Saturday, February 26, 2011

Echoes From
BY JOHNNY DAYANG

Don Quixote de la Chine

Talk usually veers toward sympathy for OFWs whenever we learn of their travails and sorrows abroad. It wasn't that long ago when public anger reached fever pitch after Singaporean authorities hanged Flor Contemplacion in 1995 for two counts of murder.
But in the case of the three Filipinos originally sentenced to die in China this week, public sympathy and support seem fickle and, in some instances, lacking.
In the coffee shop I frequent, I even overheard two kababayans saying: "Of course, Chinese authorities will hang these Pinoys from the treetops for their audacity to bring illegal drugs to a communist country like China!”
I guess this is the difference between Flor Contemplacion and the OFWs convicted of drug trafficking: While the public is conversant with the harsh treatment suffered by Filipina maids from their abusive employers (hence the outpouring of support for Flor), Filipinos are also very aware of the illegal drug trade and the ills it foists on society.
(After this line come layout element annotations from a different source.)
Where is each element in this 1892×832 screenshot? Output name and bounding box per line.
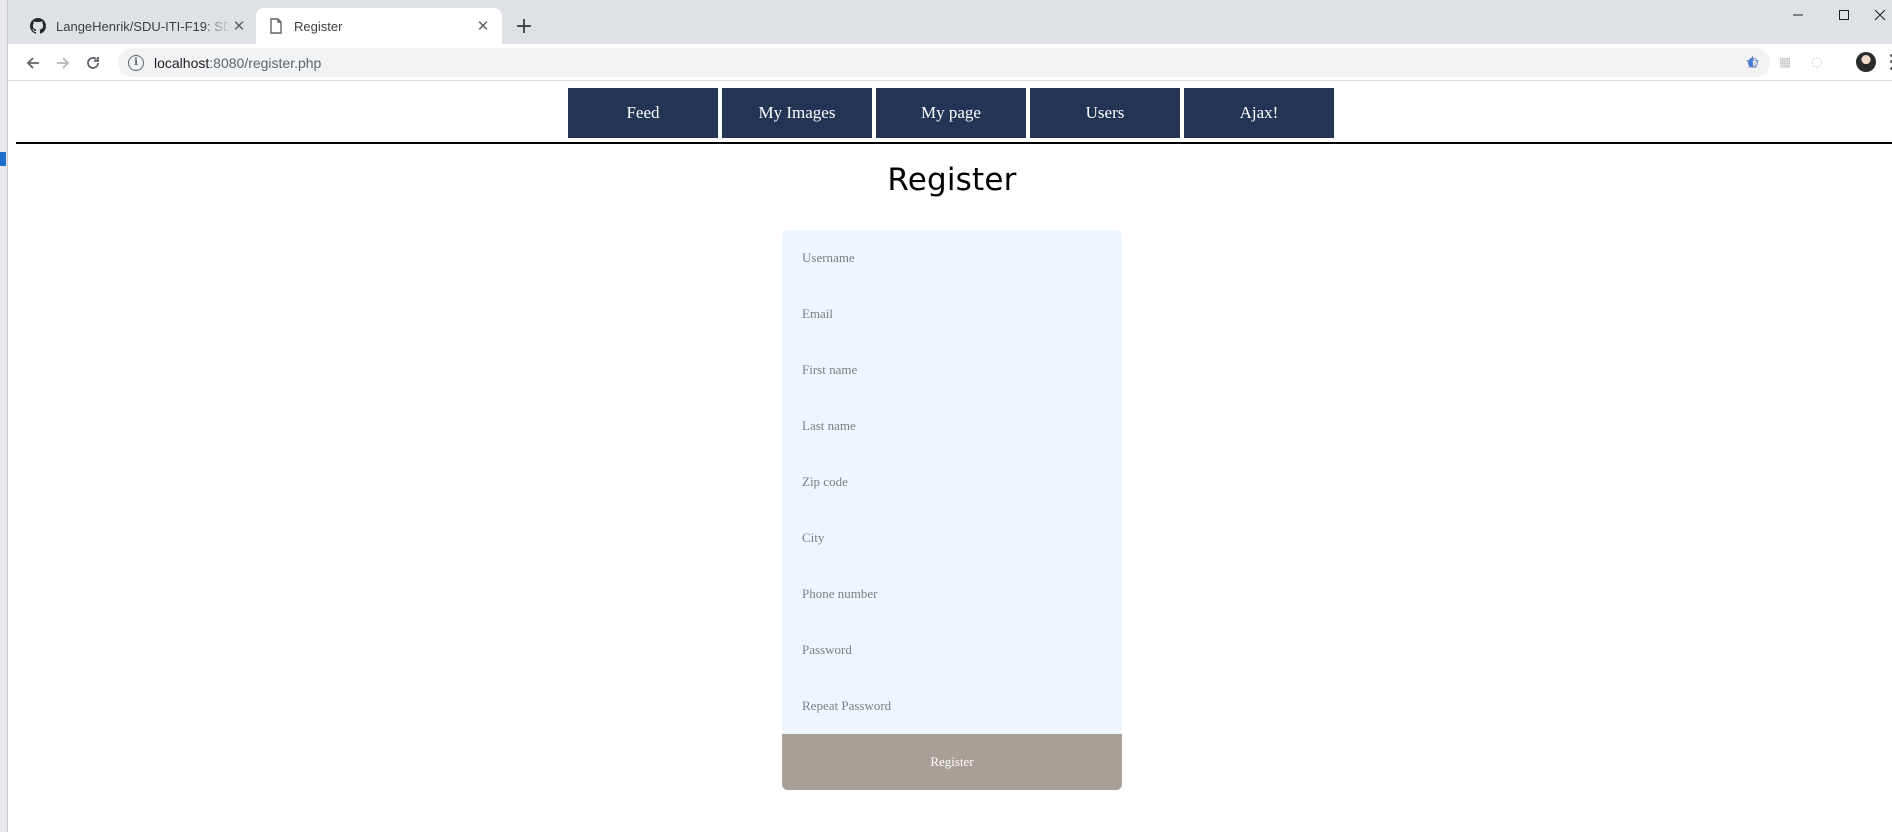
register-button[interactable]: Register xyxy=(782,734,1122,790)
address-bar[interactable]: i localhost:8080/register.php ☆ xyxy=(118,48,1770,77)
new-tab-button[interactable]: + xyxy=(510,14,538,39)
tab-title: LangeHenrik/SDU-ITI-F19: SDU I xyxy=(56,18,230,34)
back-arrow-icon[interactable] xyxy=(20,50,46,76)
email-field[interactable] xyxy=(782,286,1122,342)
nav-users[interactable]: Users xyxy=(1030,88,1180,138)
minimize-icon[interactable] xyxy=(1776,0,1820,30)
tab-github[interactable]: LangeHenrik/SDU-ITI-F19: SDU I ✕ xyxy=(18,8,258,44)
extension-icon[interactable]: ◐ xyxy=(1744,53,1762,71)
url-host: localhost xyxy=(154,54,210,71)
browser-toolbar: i localhost:8080/register.php ☆ ◐ ▦ ◌ xyxy=(8,44,1892,81)
tab-title: Register xyxy=(294,18,343,34)
page-content: Feed My Images My page Users Ajax! Regis… xyxy=(8,82,1892,832)
first-name-field[interactable] xyxy=(782,342,1122,398)
page-icon xyxy=(268,18,284,34)
extension-icon[interactable]: ◌ xyxy=(1808,53,1826,71)
zip-code-field[interactable] xyxy=(782,454,1122,510)
profile-avatar[interactable] xyxy=(1856,52,1876,72)
last-name-field[interactable] xyxy=(782,398,1122,454)
site-nav: Feed My Images My page Users Ajax! xyxy=(568,88,1334,138)
close-tab-icon[interactable]: ✕ xyxy=(474,17,492,35)
nav-my-page[interactable]: My page xyxy=(876,88,1026,138)
tab-strip: LangeHenrik/SDU-ITI-F19: SDU I ✕ Registe… xyxy=(8,0,1892,44)
url-path: :8080/register.php xyxy=(209,54,322,71)
city-field[interactable] xyxy=(782,510,1122,566)
repeat-password-field[interactable] xyxy=(782,678,1122,734)
password-field[interactable] xyxy=(782,622,1122,678)
tab-register[interactable]: Register ✕ xyxy=(256,8,502,44)
nav-my-images[interactable]: My Images xyxy=(722,88,872,138)
site-info-icon[interactable]: i xyxy=(128,54,144,71)
github-icon xyxy=(30,18,46,34)
extension-icon[interactable]: ▦ xyxy=(1776,53,1794,71)
menu-kebab-icon[interactable] xyxy=(1888,52,1892,72)
page-title: Register xyxy=(887,162,1017,198)
forward-arrow-icon[interactable] xyxy=(50,50,76,76)
divider xyxy=(16,142,1892,144)
reload-icon[interactable] xyxy=(80,50,106,76)
background-window-accent xyxy=(0,152,6,166)
close-window-icon[interactable] xyxy=(1868,0,1892,30)
register-form: Register xyxy=(782,230,1122,790)
maximize-icon[interactable] xyxy=(1822,0,1866,30)
background-window-edge xyxy=(0,0,8,832)
phone-number-field[interactable] xyxy=(782,566,1122,622)
close-tab-icon[interactable]: ✕ xyxy=(230,17,248,35)
username-field[interactable] xyxy=(782,230,1122,286)
nav-feed[interactable]: Feed xyxy=(568,88,718,138)
nav-ajax[interactable]: Ajax! xyxy=(1184,88,1334,138)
Thus, to be caught taking or pushing drugs is to become a pariah in the eyes of many Filipinos. Not even pleas that, “poverty led these OFWs to do it,” will change this view.
And this tepid sympathy for the three, as well as for some 75 other Filipinos facing the death penalty in China for “smuggling large amounts of drugs” has placed my friend, Vice-President Jejomar Binay in a quandary.
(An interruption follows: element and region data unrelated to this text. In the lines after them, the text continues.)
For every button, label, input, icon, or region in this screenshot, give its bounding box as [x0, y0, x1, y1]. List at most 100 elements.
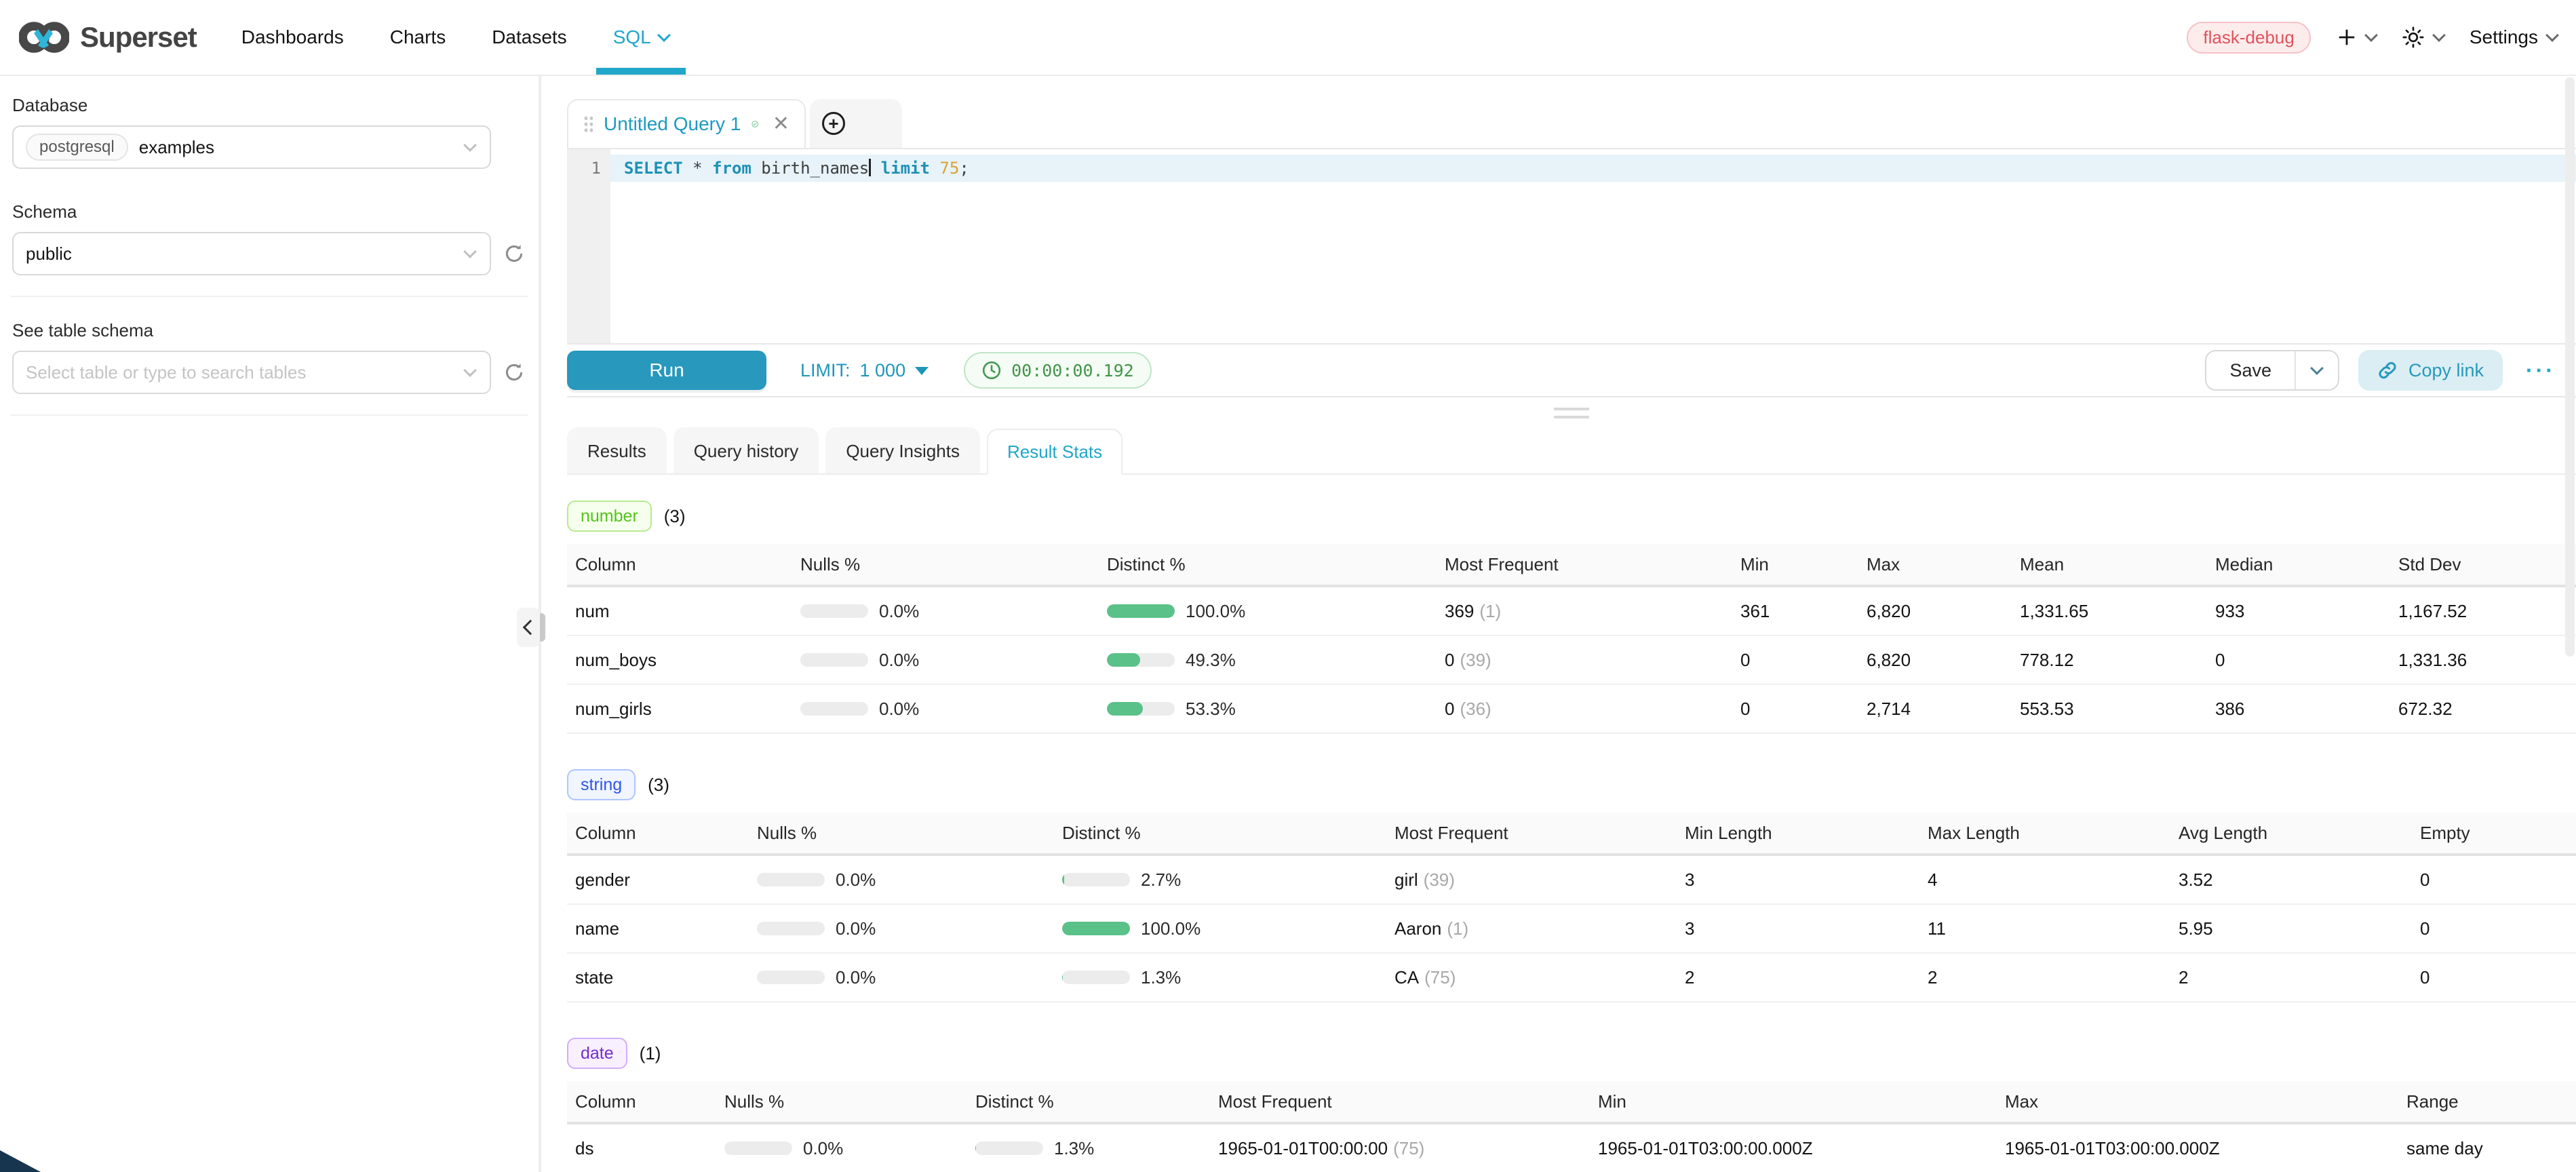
percent-bar-cell: 0.0% [749, 870, 1054, 891]
value-cell: gender [567, 870, 749, 891]
value-cell: 2 [1677, 967, 1919, 988]
value-cell: 6,820 [1858, 601, 2012, 622]
table-row: state0.0%1.3%CA(75)2220 [567, 954, 2576, 1002]
database-label: Database [12, 95, 526, 116]
sql-editor[interactable]: 1 SELECT * from birth_names limit 75; [567, 148, 2576, 345]
value-cell: 1,331.65 [2012, 601, 2207, 622]
stats-table: ColumnNulls %Distinct %Most FrequentMinM… [567, 544, 2576, 734]
more-actions-button[interactable]: ··· [2526, 358, 2556, 383]
theme-toggle[interactable] [2402, 26, 2444, 49]
progress-bar [800, 702, 868, 716]
link-icon [2377, 360, 2398, 380]
new-tab-button[interactable]: + [810, 99, 902, 148]
value-cell: 0 [2412, 870, 2576, 891]
drag-handle-icon[interactable] [583, 115, 593, 133]
table-header-row: ColumnNulls %Distinct %Most FrequentMinM… [567, 544, 2576, 587]
new-item-button[interactable] [2337, 27, 2376, 47]
schema-select[interactable]: public [12, 232, 491, 275]
sidebar: Database postgresql examples Schema publ… [0, 76, 541, 1172]
column-header: Max [1997, 1091, 2398, 1112]
collapse-sidebar-button[interactable] [517, 608, 540, 647]
chevron-down-icon [657, 28, 671, 42]
tab-result-stats[interactable]: Result Stats [987, 429, 1123, 475]
value-cell: 1965-01-01T03:00:00.000Z [1997, 1138, 2398, 1159]
percent-bar-cell: 0.0% [792, 699, 1099, 720]
column-count: (1) [640, 1043, 661, 1064]
scrollbar-thumb[interactable] [2565, 77, 2575, 657]
database-select[interactable]: postgresql examples [12, 125, 491, 169]
value-cell: same day [2398, 1138, 2576, 1159]
caret-down-icon [915, 367, 929, 375]
value-cell: 3.52 [2170, 870, 2412, 891]
copy-link-button[interactable]: Copy link [2358, 350, 2503, 391]
save-options-button[interactable] [2295, 351, 2338, 389]
column-header: Most Frequent [1386, 823, 1677, 844]
column-header: Empty [2412, 823, 2576, 844]
most-frequent-cell: 0(36) [1437, 699, 1732, 720]
results-tab-bar: Results Query history Query Insights Res… [567, 429, 2576, 475]
copy-link-label: Copy link [2408, 360, 2484, 381]
query-tab-bar: Untitled Query 1 ✕ + [567, 99, 2576, 148]
superset-logo[interactable]: Superset [19, 20, 197, 55]
nav-charts[interactable]: Charts [390, 0, 446, 75]
column-header: Min Length [1677, 823, 1919, 844]
most-frequent-cell: Aaron(1) [1386, 918, 1677, 939]
query-tab[interactable]: Untitled Query 1 ✕ [567, 99, 806, 148]
table-row: ds0.0%1.3%1965-01-01T00:00:00(75)1965-01… [567, 1125, 2576, 1172]
percent-bar-cell: 0.0% [749, 967, 1054, 988]
brand-name: Superset [80, 21, 197, 54]
nav-sql[interactable]: SQL [613, 0, 669, 75]
save-button[interactable]: Save [2206, 351, 2295, 389]
timer-value: 00:00:00.192 [1011, 361, 1134, 380]
limit-dropdown[interactable]: LIMIT: 1 000 [800, 360, 929, 381]
value-cell: 361 [1732, 601, 1858, 622]
refresh-tables-button[interactable] [503, 362, 526, 383]
column-header: Avg Length [2170, 823, 2412, 844]
value-cell: 933 [2207, 601, 2390, 622]
superset-sql-lab: Superset Dashboards Charts Datasets SQL … [0, 0, 2576, 1172]
stats-section-string: string (3) ColumnNulls %Distinct %Most Fre… [567, 769, 2576, 1002]
table-row: name0.0%100.0%Aaron(1)3115.950 [567, 905, 2576, 954]
tab-query-insights[interactable]: Query Insights [825, 427, 980, 473]
nav-datasets[interactable]: Datasets [492, 0, 567, 75]
column-header: Distinct % [967, 1091, 1210, 1112]
settings-menu[interactable]: Settings [2470, 26, 2557, 48]
refresh-schemas-button[interactable] [503, 243, 526, 265]
percent-bar-cell: 100.0% [1054, 918, 1386, 939]
type-tag: string [567, 769, 636, 800]
close-tab-icon[interactable]: ✕ [773, 114, 789, 134]
value-cell: 2,714 [1858, 699, 2012, 720]
percent-bar-cell: 0.0% [792, 650, 1099, 671]
column-header: Column [567, 823, 749, 844]
database-engine-tag: postgresql [26, 134, 128, 161]
divider [11, 414, 528, 416]
progress-bar [757, 971, 825, 984]
tab-query-history[interactable]: Query history [674, 427, 819, 473]
chevron-down-icon [2545, 28, 2559, 42]
progress-bar [1107, 702, 1175, 716]
progress-bar [757, 873, 825, 886]
progress-bar [1107, 604, 1175, 618]
top-navbar: Superset Dashboards Charts Datasets SQL … [0, 0, 2576, 76]
value-cell: 5.95 [2170, 918, 2412, 939]
nav-dashboards[interactable]: Dashboards [241, 0, 344, 75]
value-cell: 11 [1919, 918, 2170, 939]
column-header: Column [567, 1091, 716, 1112]
table-header-row: ColumnNulls %Distinct %Most FrequentMin … [567, 813, 2576, 856]
tab-results[interactable]: Results [567, 427, 667, 473]
column-header: Nulls % [792, 554, 1099, 575]
sun-icon [2402, 26, 2425, 49]
resize-handle[interactable] [1554, 408, 1589, 418]
refresh-icon [503, 362, 525, 383]
value-cell: state [567, 967, 749, 988]
stats-table: ColumnNulls %Distinct %Most FrequentMinM… [567, 1081, 2576, 1172]
superset-logo-icon [19, 20, 69, 55]
value-cell: 1,167.52 [2390, 601, 2576, 622]
run-button[interactable]: Run [567, 351, 766, 390]
plus-circle-icon: + [822, 112, 845, 135]
progress-bar [975, 1141, 1043, 1155]
column-count: (3) [648, 775, 669, 796]
table-select[interactable]: Select table or type to search tables [12, 351, 491, 394]
chevron-down-icon [463, 364, 477, 377]
value-cell: 1965-01-01T03:00:00.000Z [1590, 1138, 1997, 1159]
Binay had to go to China, plead for the lives of Ramon Credo, Sally Villanueva, and Elizabeth Batain before a government still reeling from our mishandling of a hostage rescue that led to the deaths of Hong Kong-based Chinese nationals, and come back to a Filipino citizenry with mixed feelings about government’s handling of the matter.
Such an impossible task, a virtual “Don Quixote de la Chine” – this is what Binay did for those three OFWs.
And now, we hear critics saying the “stay in execution” that Binay wangled from the Chinese government is not at all acceptable.
C’mon guys, give my friend a break. A reprieve, coming so close to Judgment Day, maybe Binay’s “Don Quixote de la Chine” may have a Part 2, one wherein they get to commute death to life.